TALLAHASSEE, Fla. — The clock is ticking against legislation that would’ve empowered grieving parents to sue and seek damages in Florida after the wrongful death of an unborn child.

What You Need To Know

  • The bill would’ve empowered grieving parents to sue after the wrongful death of an unborn child

  • The bill now faces long odds with only two weeks left in session

  • Critics feared the bill threatened abortion access in Florida

  • Supporters say the legislation aided grieving families after negligence

The bill (SB 467) is now in political limbo after the bill sponsor shelved it Monday before its final panel vote in the Senate Rules Committee. 

The move to postpone the vote comes after Democratic lawmakers and abortion advocates raised concerns, saying the bill threatened access to abortion.

The proposal now faces difficult odds. Only two weeks remain in the 2024 Legislative Session. Plus, the Senate Rules Committee is not scheduled to meet again.
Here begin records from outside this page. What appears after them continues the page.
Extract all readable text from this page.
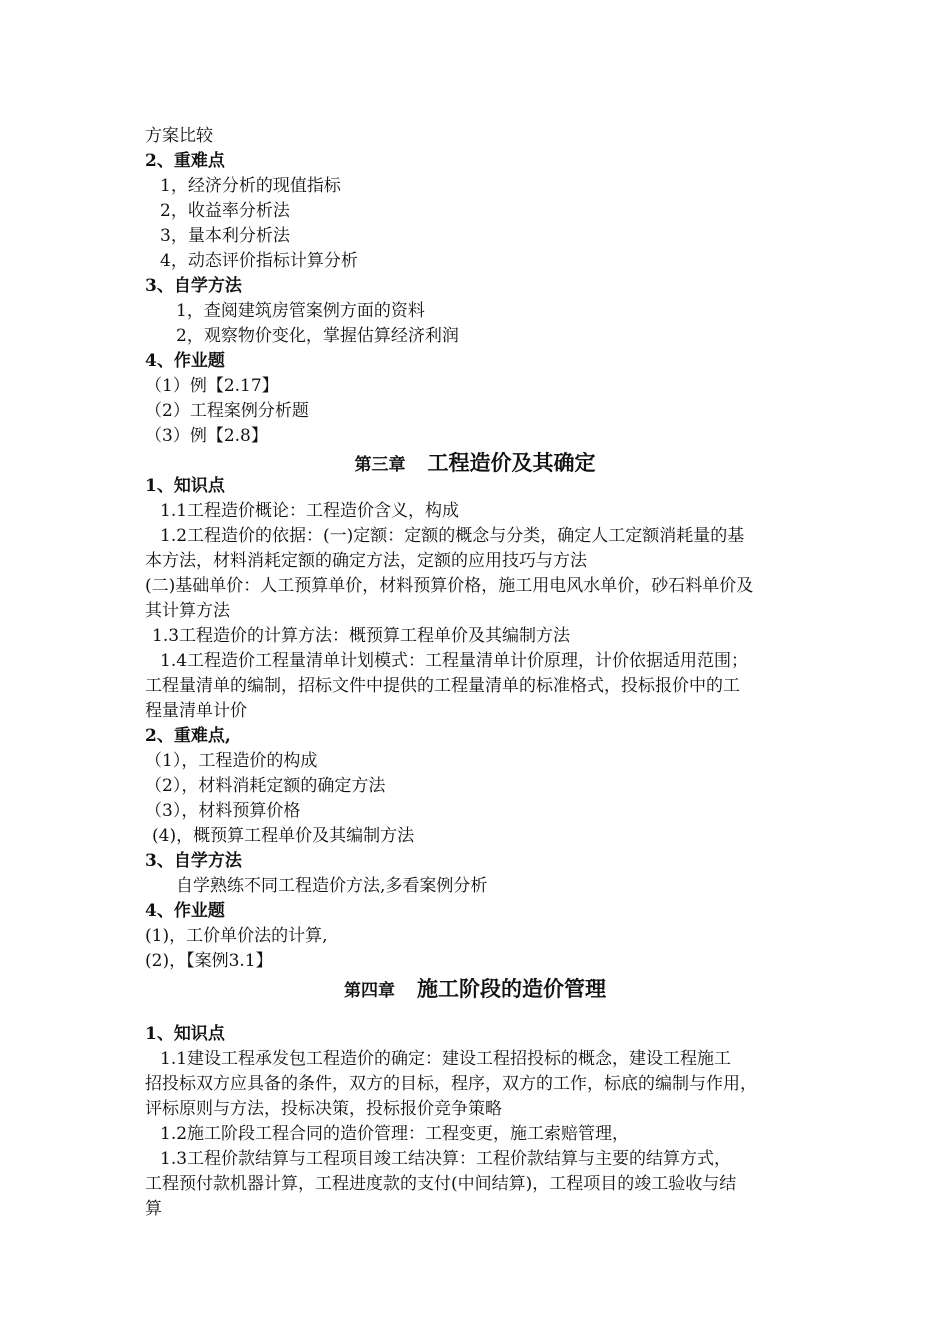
方案比较
2、重难点
1，经济分析的现值指标
2，收益率分析法
3，量本利分析法
4，动态评价指标计算分析
3、自学方法
1，查阅建筑房管案例方面的资料
2，观察物价变化，掌握估算经济利润
4、作业题
（1）例【2.17】
（2）工程案例分析题
（3）例【2.8】
第三章 工程造价及其确定
1、知识点
1.1工程造价概论：工程造价含义，构成
1.2工程造价的依据：(一)定额：定额的概念与分类，确定人工定额消耗量的基
本方法，材料消耗定额的确定方法，定额的应用技巧与方法
(二)基础单价：人工预算单价，材料预算价格，施工用电风水单价，砂石料单价及
其计算方法
1.3工程造价的计算方法：概预算工程单价及其编制方法
1.4工程造价工程量清单计划模式：工程量清单计价原理，计价依据适用范围；
工程量清单的编制，招标文件中提供的工程量清单的标准格式，投标报价中的工
程量清单计价
2、重难点,
（1），工程造价的构成
（2），材料消耗定额的确定方法
（3），材料预算价格
(4)，概预算工程单价及其编制方法
3、自学方法
自学熟练不同工程造价方法,多看案例分析
4、作业题
(1)，工价单价法的计算,
(2)，【案例3.1】
第四章 施工阶段的造价管理
1、知识点
1.1建设工程承发包工程造价的确定：建设工程招投标的概念，建设工程施工
招投标双方应具备的条件，双方的目标，程序，双方的工作，标底的编制与作用，
评标原则与方法，投标决策，投标报价竞争策略
1.2施工阶段工程合同的造价管理：工程变更，施工索赔管理，
1.3工程价款结算与工程项目竣工结决算：工程价款结算与主要的结算方式，
工程预付款机器计算，工程进度款的支付(中间结算)，工程项目的竣工验收与结
算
Session ends March 8. 

“Although I have worked diligently to respond to questions and concerns, I understand there is still work that needs to be done,” said the bill sponsor, Fort Pierce Republican Sen. Erin Grall, in a statement. “It is important we get the policy right with an issue of this significance.”

Despite Grall’s repeated reassurances, Democratic lawmakers rebuked the bill sharply as a threat to abortion access in Florida. 

Senate Minority Leader Lauren Book condemned it Monday as a “backdoor attempt” against abortion, just moments before the committee meeting.

She, among others, fears the legislation would’ve established “fetal personhood” — a term generally meaning that an unborn child at conception possesses the same human rights as a full-born person.

“Thankfully, it appears personhood will not be the law of the land in our state,” said Book in a statement after the postponement. 

According to a staff analysis, Florida’s position on unborn children is rare. The state is one of six limiting civil cases for unborn children after a wrongful death, according to the staff analysis.

Grall tried repeatedly to address critics’ concerns throughout the committee process. The proposal provided immunity to pregnant mothers. A pending amendment also offered immunity to abortion providers. 

“It is my understanding this is the first time this issue has been considered by the Florida Legislature,” Grall added, underscoring the issue’s complexity. 

The bill is an expansion of the state’s Wrongful Death Act, which outlines what benefits family members may pursue after a wrongful death. Surviving loved ones under the act may recover lost wages, benefits, and more.

The bill’s companion, meanwhile, awaits final consideration in the House.